グレードの差が際立つタワマンのゴミ捨て場事情
- 2021.12.13
- リフォームできない共有設備
タワーマンションのゴミ捨て場(ゴミステーション)。
「○○は細部に宿る」と考えるわたしにとって、トイレや
ゴミ捨て場など(ある種の)末端にこそ、「本当のこと」が
投影されると思っています。
リフォームの参考になればと、先日、
新築のタワーマンションの棟内モデルルームを内見してきたのですが、
ゴミ捨て場のあまりの手抜きぶりとそのチープさに、
ショックを受けてしまいました。
高値で売り出している最近のタワマンのつくりに興味があり、
どのような工夫があるかなど、夫婦でワクワクして出かけたのですが……。
このショック体験で、これまでなんとなく捉えてきた
「細部に宿る」説が、さらに強固なものになりました。
そして、
住人の尊厳をもないがしろにするデベロッパーだ」
というものです。
前置きが長くなりましたが、今回は、
ゴミ捨て場を見ればそのマンションのグレードがわかるという、
身勝手ですがとても思い入れのある事柄について書きたいと思います。
十把一絡げに「タワーマンション」(※)というワードで表される
数多の「超高層マンション」。
「アッパーミドル」なグレードといえるであろう設備や管理について、
ブログ(「アッパーミドルなグレードのタワーマンションとは」)
のなかで、いくつかの条件を列挙しました。
※タワーマンションという用語自体に法的基準はありません。
また、階数による定義などもありません。一般的には、高さ60m以上の建物
(およそ20階建て以上)が「超高層建築物」とする考え方が広まっており、
これに該当する住居用建築物をタワーマンションと呼んでいるに過ぎません。
(出所:ノムコムWebサイト https://www.nomu.com/tower/guide/001.html)

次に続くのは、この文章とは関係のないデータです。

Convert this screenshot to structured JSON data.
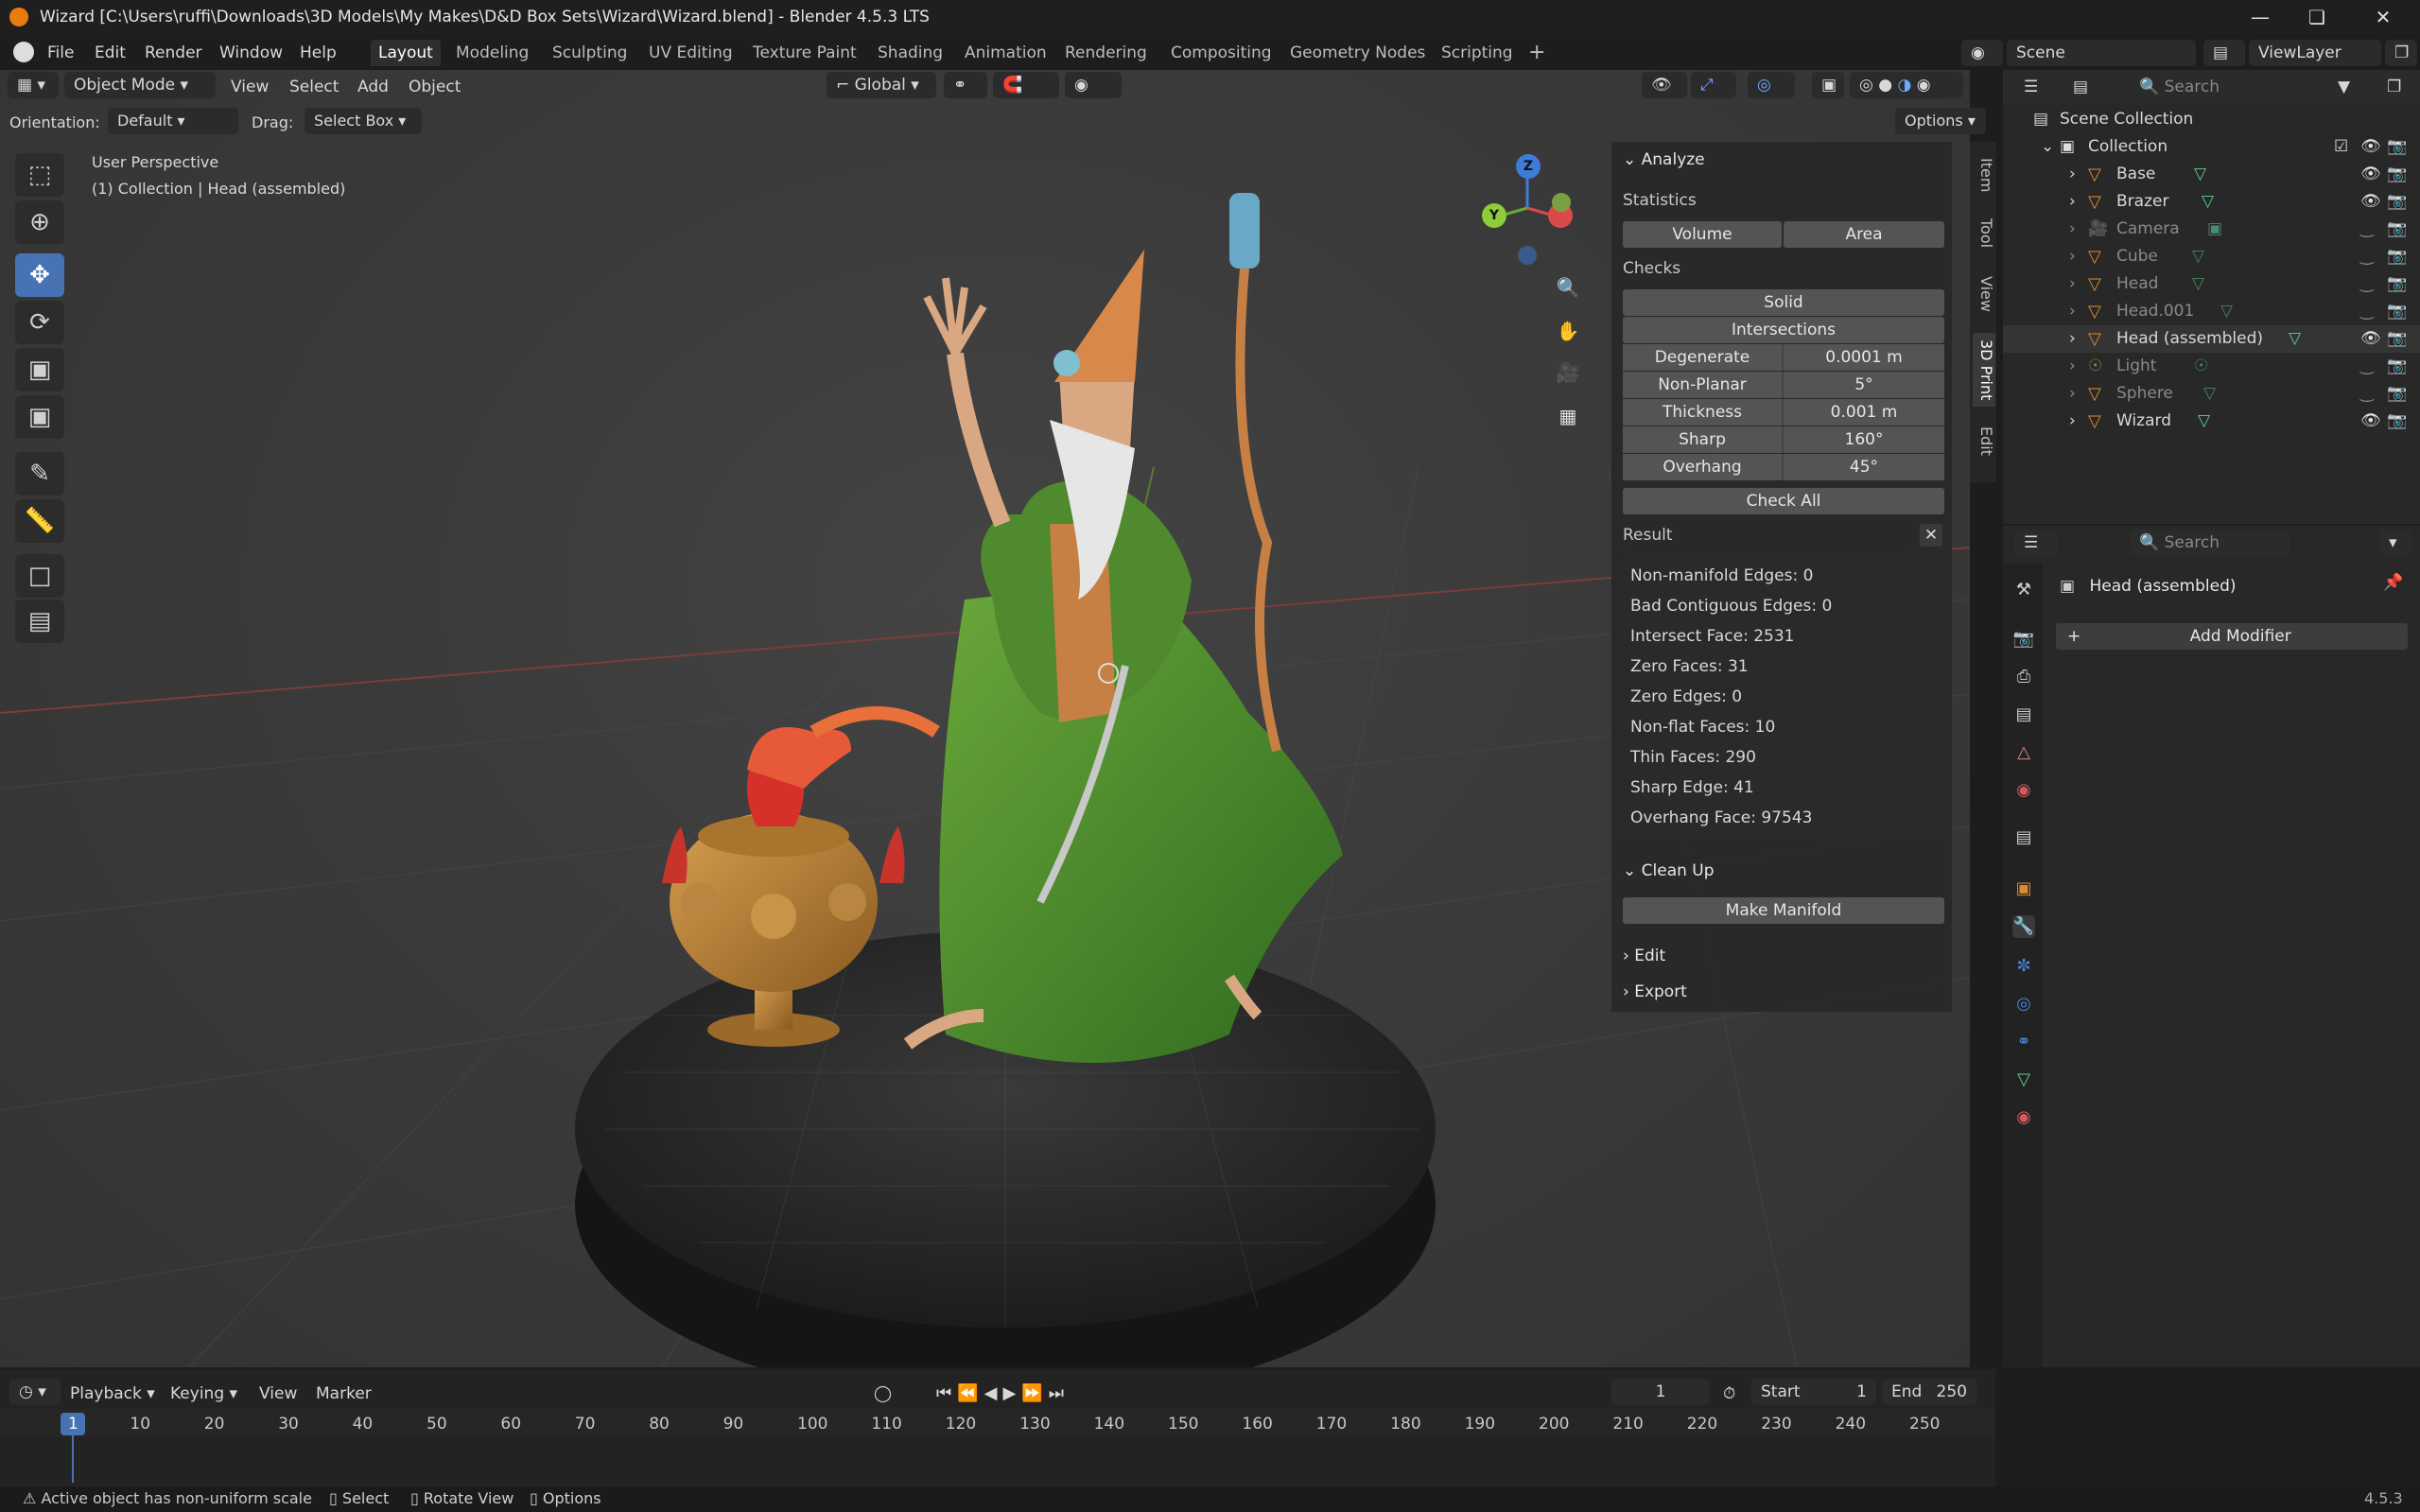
{
  "window": {
    "title": "Wizard [C:\\Users\\ruffi\\Downloads\\3D Models\\My Makes\\D&D Box Sets\\Wizard\\Wizard.blend] - Blender 4.5.3 LTS"
  },
  "menu": [
    "File",
    "Edit",
    "Render",
    "Window",
    "Help"
  ],
  "workspaces": [
    "Layout",
    "Modeling",
    "Sculpting",
    "UV Editing",
    "Texture Paint",
    "Shading",
    "Animation",
    "Rendering",
    "Compositing",
    "Geometry Nodes",
    "Scripting"
  ],
  "scene": {
    "name": "Scene",
    "view_layer": "ViewLayer"
  },
  "viewport_header": {
    "mode": "Object Mode",
    "menus": [
      "View",
      "Select",
      "Add",
      "Object"
    ],
    "transform": "Global",
    "orientation_label": "Orientation:",
    "orientation_value": "Default",
    "drag_label": "Drag:",
    "drag_value": "Select Box",
    "options": "Options"
  },
  "viewport": {
    "perspective": "User Perspective",
    "context": "(1) Collection | Head (assembled)",
    "axes": {
      "x": "X",
      "y": "Y",
      "z": "Z"
    }
  },
  "npanel": {
    "tabs": [
      "Item",
      "Tool",
      "View",
      "3D Print",
      "Edit"
    ],
    "analyze": "Analyze",
    "statistics": "Statistics",
    "volume": "Volume",
    "area": "Area",
    "checks": "Checks",
    "solid": "Solid",
    "intersections": "Intersections",
    "fields": [
      {
        "label": "Degenerate",
        "value": "0.0001 m"
      },
      {
        "label": "Non-Planar",
        "value": "5°"
      },
      {
        "label": "Thickness",
        "value": "0.001 m"
      },
      {
        "label": "Sharp",
        "value": "160°"
      },
      {
        "label": "Overhang",
        "value": "45°"
      }
    ],
    "check_all": "Check All",
    "result": "Result",
    "results": [
      "Non-manifold Edges: 0",
      "Bad Contiguous Edges: 0",
      "Intersect Face: 2531",
      "Zero Faces: 31",
      "Zero Edges: 0",
      "Non-flat Faces: 10",
      "Thin Faces: 290",
      "Sharp Edge: 41",
      "Overhang Face: 97543"
    ],
    "clean_up": "Clean Up",
    "make_manifold": "Make Manifold",
    "edit": "Edit",
    "export": "Export"
  },
  "outliner": {
    "search_placeholder": "Search",
    "scene_collection": "Scene Collection",
    "collection": "Collection",
    "items": [
      {
        "name": "Base",
        "visible": true
      },
      {
        "name": "Brazer",
        "visible": true
      },
      {
        "name": "Camera",
        "visible": false
      },
      {
        "name": "Cube",
        "visible": false
      },
      {
        "name": "Head",
        "visible": false
      },
      {
        "name": "Head.001",
        "visible": false
      },
      {
        "name": "Head (assembled)",
        "visible": true
      },
      {
        "name": "Light",
        "visible": false
      },
      {
        "name": "Sphere",
        "visible": false
      },
      {
        "name": "Wizard",
        "visible": true
      }
    ]
  },
  "properties": {
    "search_placeholder": "Search",
    "object_name": "Head (assembled)",
    "add_modifier": "Add Modifier"
  },
  "timeline": {
    "menus": [
      "Playback",
      "Keying",
      "View",
      "Marker"
    ],
    "current_frame": "1",
    "start_label": "Start",
    "start": "1",
    "end_label": "End",
    "end": "250",
    "ticks": [
      "1",
      "10",
      "20",
      "30",
      "40",
      "50",
      "60",
      "70",
      "80",
      "90",
      "100",
      "110",
      "120",
      "130",
      "140",
      "150",
      "160",
      "170",
      "180",
      "190",
      "200",
      "210",
      "220",
      "230",
      "240",
      "250"
    ]
  },
  "statusbar": {
    "warning": "Active object has non-uniform scale",
    "select": "Select",
    "rotate": "Rotate View",
    "options": "Options",
    "version": "4.5.3"
  },
  "colors": {
    "accent": "#4772b3",
    "orange": "#e87d0d",
    "robe_green": "#4f8a2e",
    "flame_red": "#d5302a",
    "brass": "#c08a3a",
    "base_dark": "#2a2a2a"
  }
}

アッパーミドル以上のタワーマンションかどうかを判断するとき、
上記のブログに挙げた条件のうち、最も重要な項目の一つが、
「ゴミ捨て場」です。ポイントは以下の3つです。
(1)どのようなつくりか
(2)どのような管理か
(3)どのような使い方をされているか
以下、(1)〜(3)について一つずつ説明します。
(1)どのようなつくりか
これは建物の構造(ドアの枚数、広さ、明るさ、換気状況など)に関わるものです。
特にドアの枚数は重要です。廊下にあるドアを開けたら
いきなり目の前がゴミ捨て場、というのはちょっと残念です。
少なくとも仕切りのドアは2枚(計3枚)は欲しいです。
3枚というのは、
ゴミ捨て場の入り口ドア(2枚目)を開けると前室があり、
最後にもう1枚のドア(3枚目)を開けるとゴミ捨て場がある
というものです。
さらに、ゴミ捨て場の中の問題があります。
ゴミ捨て場の中はきちんと広さがあり、分別用のボックスなどで整然と
仕切られていて、照明が明るく、壁が汚れておらず、臭い(※)がない
空間であることが理想です。
※ほとんどのタワマンでは、キッチンにディスポーザーを設置することが
義務付けてられているため、基本的に生ゴミはほぼ発生しません。
それでも換気がよくないマンションでは悪臭がこもることがあります。
(2)どのような管理か
これはゴミの回収頻度や、粗大ゴミの扱いについてなどです。
理想は以下の2点です。
・一日に複数回、回収している。
・粗大ゴミも各階で回収される。(管理の方が)粗大ゴミ集積所に下ろしている。
(3)どのような使い方をされているか
これは居住者のゴミ捨て場の利用状況です。
利用状況を見れば、どんな感覚を持った居住者がいるのかがわかります。
質の良い居住者に購入してほしいという思想を感じさせる物件か、
誰でもいいからただ売れればいいと思って建設された物件か、
ゴミ捨て場のグレードが物語る、とも言えます。
ゴミ捨て場の中は、経年劣化を除き、
以下のような状況が保たれているのが理想です。
・分別の規則が守られている。
・乱暴なゴミの置き方をしていない。
・ドアや床に汚れや傷がない。 など
以上、長くなりましたがゴミ捨て場について書きました。
たかがゴミ捨て場、されどゴミ捨て場。
マンションでゴミ出しをするとき、
ゴミ捨て場を前にして息を止めて急いでゴミ袋を投げ入れて
ゴミ捨て場を飛び出し、慌てて綺麗な空気を吸う、
なんてことはしていないでしょうか。
QOLを考えるとき、こんな虚しい時間はありません。
気持ちよくゴミ捨てをしたい。
そんな些細な願いが叶わない環境も結構あるように思います。